Unfortunately the process is designed to be pretty obscure and full of traps for the unwary, in part so that only people with the backing of one or the other major party have a real shot.
Here is the official primer from the New Castle County Division of Elections, which is where you would register as a candidate for a senate seat from New Castle County. https://electionsncc.delaware.gov/candi ... info.shtml
If you want to run as a Democrat or as a Republican, you file a declaration with the Division, but you have to pay a filing fee that is set by the county committee of the party (and gets paid to the party). The party committees don't have to set the amount until late June, a couple weeks before the filing deadline in July.
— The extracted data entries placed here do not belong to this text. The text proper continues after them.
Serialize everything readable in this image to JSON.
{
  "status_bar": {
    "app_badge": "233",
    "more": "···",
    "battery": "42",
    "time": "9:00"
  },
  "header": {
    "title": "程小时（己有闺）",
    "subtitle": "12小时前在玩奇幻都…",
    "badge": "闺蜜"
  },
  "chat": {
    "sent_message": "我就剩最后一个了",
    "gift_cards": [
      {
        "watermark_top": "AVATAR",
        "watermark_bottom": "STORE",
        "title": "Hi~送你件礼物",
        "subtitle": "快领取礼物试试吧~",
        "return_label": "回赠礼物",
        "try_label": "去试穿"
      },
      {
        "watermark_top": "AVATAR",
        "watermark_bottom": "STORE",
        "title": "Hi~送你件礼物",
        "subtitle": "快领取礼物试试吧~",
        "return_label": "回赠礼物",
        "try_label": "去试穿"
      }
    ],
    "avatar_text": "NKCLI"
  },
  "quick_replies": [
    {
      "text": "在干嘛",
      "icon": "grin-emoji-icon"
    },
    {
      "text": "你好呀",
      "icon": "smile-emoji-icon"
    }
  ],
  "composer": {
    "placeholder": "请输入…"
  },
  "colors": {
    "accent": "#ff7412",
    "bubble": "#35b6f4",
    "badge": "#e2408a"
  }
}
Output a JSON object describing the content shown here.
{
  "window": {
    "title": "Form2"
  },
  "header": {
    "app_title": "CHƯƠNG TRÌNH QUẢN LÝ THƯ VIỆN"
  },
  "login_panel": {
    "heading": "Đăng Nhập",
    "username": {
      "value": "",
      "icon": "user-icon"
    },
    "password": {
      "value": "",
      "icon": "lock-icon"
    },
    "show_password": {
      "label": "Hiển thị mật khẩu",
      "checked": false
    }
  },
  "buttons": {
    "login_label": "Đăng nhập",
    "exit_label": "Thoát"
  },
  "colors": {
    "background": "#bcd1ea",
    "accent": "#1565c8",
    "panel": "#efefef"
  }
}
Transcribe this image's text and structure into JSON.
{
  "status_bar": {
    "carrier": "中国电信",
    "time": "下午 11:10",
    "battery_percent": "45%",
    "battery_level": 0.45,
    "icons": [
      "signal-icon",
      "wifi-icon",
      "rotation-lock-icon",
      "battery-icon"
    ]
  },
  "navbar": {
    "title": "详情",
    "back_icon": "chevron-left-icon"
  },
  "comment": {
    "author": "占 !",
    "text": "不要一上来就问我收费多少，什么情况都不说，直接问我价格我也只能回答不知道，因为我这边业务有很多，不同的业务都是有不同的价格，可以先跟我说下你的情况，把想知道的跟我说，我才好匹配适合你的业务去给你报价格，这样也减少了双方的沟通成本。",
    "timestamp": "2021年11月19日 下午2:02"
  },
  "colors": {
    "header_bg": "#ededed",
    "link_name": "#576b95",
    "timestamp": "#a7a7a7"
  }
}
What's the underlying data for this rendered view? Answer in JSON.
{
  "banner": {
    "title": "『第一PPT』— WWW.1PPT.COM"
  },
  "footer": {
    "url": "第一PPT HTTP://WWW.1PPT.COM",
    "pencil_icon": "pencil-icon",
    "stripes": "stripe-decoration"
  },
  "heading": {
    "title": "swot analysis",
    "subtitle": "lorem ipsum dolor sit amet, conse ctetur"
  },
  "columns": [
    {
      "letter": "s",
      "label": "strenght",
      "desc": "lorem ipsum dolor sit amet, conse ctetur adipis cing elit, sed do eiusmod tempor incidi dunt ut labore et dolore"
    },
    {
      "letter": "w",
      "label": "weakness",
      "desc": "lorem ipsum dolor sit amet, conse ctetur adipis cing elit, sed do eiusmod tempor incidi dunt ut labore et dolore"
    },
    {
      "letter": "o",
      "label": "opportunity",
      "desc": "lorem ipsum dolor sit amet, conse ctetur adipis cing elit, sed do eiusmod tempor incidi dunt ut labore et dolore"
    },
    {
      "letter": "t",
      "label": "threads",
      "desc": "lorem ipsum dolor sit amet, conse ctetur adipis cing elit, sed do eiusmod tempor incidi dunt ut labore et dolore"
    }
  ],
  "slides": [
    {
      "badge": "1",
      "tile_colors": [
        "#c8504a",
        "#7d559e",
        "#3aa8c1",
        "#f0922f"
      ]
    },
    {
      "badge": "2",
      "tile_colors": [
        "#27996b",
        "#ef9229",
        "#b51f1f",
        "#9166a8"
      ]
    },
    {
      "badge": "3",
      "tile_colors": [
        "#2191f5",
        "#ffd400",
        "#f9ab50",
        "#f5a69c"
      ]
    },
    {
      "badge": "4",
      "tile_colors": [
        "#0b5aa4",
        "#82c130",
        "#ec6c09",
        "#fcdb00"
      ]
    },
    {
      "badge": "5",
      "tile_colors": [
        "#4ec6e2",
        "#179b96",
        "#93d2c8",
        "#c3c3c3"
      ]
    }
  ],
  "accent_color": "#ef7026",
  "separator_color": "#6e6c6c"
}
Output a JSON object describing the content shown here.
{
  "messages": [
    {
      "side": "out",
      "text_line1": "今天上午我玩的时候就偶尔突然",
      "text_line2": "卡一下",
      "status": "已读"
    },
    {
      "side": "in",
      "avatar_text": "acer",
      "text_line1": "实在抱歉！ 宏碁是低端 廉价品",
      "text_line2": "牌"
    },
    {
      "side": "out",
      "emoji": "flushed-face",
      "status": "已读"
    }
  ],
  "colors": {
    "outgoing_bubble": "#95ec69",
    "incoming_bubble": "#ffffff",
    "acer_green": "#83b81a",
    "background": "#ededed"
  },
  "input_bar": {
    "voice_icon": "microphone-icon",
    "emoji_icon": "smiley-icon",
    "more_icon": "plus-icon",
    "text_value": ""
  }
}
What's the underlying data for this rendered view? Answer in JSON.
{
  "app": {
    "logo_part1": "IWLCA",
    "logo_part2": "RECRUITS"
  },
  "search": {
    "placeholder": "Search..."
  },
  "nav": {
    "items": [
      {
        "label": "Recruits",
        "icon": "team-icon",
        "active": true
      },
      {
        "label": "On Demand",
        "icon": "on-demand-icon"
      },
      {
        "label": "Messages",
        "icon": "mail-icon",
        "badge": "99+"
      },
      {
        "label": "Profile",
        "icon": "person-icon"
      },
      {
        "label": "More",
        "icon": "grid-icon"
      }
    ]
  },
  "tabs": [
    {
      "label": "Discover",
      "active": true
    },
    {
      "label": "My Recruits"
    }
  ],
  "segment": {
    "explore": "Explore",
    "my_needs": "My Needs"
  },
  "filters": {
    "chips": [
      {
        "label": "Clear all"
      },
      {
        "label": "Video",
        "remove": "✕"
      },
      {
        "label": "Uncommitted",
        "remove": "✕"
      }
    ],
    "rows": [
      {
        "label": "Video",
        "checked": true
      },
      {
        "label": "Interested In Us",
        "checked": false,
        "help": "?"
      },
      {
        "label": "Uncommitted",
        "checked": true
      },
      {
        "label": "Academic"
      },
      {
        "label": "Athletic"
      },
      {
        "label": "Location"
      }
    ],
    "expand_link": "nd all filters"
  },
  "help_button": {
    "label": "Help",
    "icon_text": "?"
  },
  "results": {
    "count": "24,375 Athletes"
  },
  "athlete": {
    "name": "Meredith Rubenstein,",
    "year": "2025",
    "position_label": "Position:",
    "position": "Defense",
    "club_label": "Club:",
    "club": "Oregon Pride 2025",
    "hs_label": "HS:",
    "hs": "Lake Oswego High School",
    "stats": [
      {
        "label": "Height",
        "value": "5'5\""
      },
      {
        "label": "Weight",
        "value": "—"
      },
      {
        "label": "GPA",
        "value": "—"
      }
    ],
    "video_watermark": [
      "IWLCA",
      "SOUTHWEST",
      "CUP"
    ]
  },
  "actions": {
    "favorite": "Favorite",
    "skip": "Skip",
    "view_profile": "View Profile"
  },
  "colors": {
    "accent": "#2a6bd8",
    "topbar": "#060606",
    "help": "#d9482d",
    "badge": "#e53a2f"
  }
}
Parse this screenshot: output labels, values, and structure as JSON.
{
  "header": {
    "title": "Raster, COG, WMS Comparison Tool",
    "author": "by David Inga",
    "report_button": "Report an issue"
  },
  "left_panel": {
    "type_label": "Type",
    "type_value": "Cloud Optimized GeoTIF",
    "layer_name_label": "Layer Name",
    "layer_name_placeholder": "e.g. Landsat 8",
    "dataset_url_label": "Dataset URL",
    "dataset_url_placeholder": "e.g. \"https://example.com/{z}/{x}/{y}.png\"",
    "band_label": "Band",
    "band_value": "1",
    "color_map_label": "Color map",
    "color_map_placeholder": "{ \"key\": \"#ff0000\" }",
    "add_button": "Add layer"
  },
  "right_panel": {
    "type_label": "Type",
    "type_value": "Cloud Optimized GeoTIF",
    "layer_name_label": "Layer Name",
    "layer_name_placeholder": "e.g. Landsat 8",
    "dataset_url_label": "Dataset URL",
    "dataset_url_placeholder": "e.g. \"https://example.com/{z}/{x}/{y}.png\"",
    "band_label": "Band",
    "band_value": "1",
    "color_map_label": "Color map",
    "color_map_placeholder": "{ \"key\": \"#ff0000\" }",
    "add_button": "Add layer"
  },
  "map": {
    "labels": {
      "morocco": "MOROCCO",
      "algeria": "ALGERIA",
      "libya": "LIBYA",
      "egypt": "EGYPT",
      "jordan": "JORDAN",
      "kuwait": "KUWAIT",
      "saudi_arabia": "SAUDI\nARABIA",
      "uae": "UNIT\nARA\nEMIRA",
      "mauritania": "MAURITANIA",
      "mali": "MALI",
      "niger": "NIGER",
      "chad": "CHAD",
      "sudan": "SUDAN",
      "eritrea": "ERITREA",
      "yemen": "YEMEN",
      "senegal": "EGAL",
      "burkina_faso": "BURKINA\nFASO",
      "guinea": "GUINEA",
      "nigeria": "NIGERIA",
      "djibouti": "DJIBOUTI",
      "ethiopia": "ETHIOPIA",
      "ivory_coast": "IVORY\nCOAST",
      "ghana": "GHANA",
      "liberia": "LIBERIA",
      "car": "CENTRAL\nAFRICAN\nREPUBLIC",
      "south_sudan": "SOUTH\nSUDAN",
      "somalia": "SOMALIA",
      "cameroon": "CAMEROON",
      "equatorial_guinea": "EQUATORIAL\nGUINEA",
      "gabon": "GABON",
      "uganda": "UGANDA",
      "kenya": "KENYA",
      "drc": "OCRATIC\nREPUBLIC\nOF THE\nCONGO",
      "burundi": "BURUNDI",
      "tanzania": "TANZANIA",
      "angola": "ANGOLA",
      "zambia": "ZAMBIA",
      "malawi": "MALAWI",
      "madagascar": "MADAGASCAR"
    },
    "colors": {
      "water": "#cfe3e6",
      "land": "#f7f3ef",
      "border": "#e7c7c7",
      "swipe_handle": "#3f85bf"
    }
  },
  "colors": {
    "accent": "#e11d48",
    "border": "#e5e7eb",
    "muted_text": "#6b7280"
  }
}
The last couple election cycles, both major parties have set the fee right near the statutory cap, which is 1% of the salary for the entire term of office. I would figure the filing fee for senate this year is going to be about $1800. (It was $1781 for both parties in 2016.) For a representative seat, about half that.
If you want to run on a minor party ticket, you have to get that party to nominate you at its convention. The deadline for that is in August.
If you want to run as an unaffiliated candidate, you have to collect signatures from voters in the district to get on the ballot. No filing fee, but a big organizational obstacle. Those signatures would need to be collected and filed by July.
You can also run as a declared write-in. For that, you have to file a form with the division by September. Your name won't appear on the ballot, but people can write you in and they will count the votes written in for you. (They don't bother tallying write-in votes for anyone who doesn't file the form; otherwise they'd have to report that Bryan Townsend got a couple thousand votes and Genghis Khan got one vote -- from me.)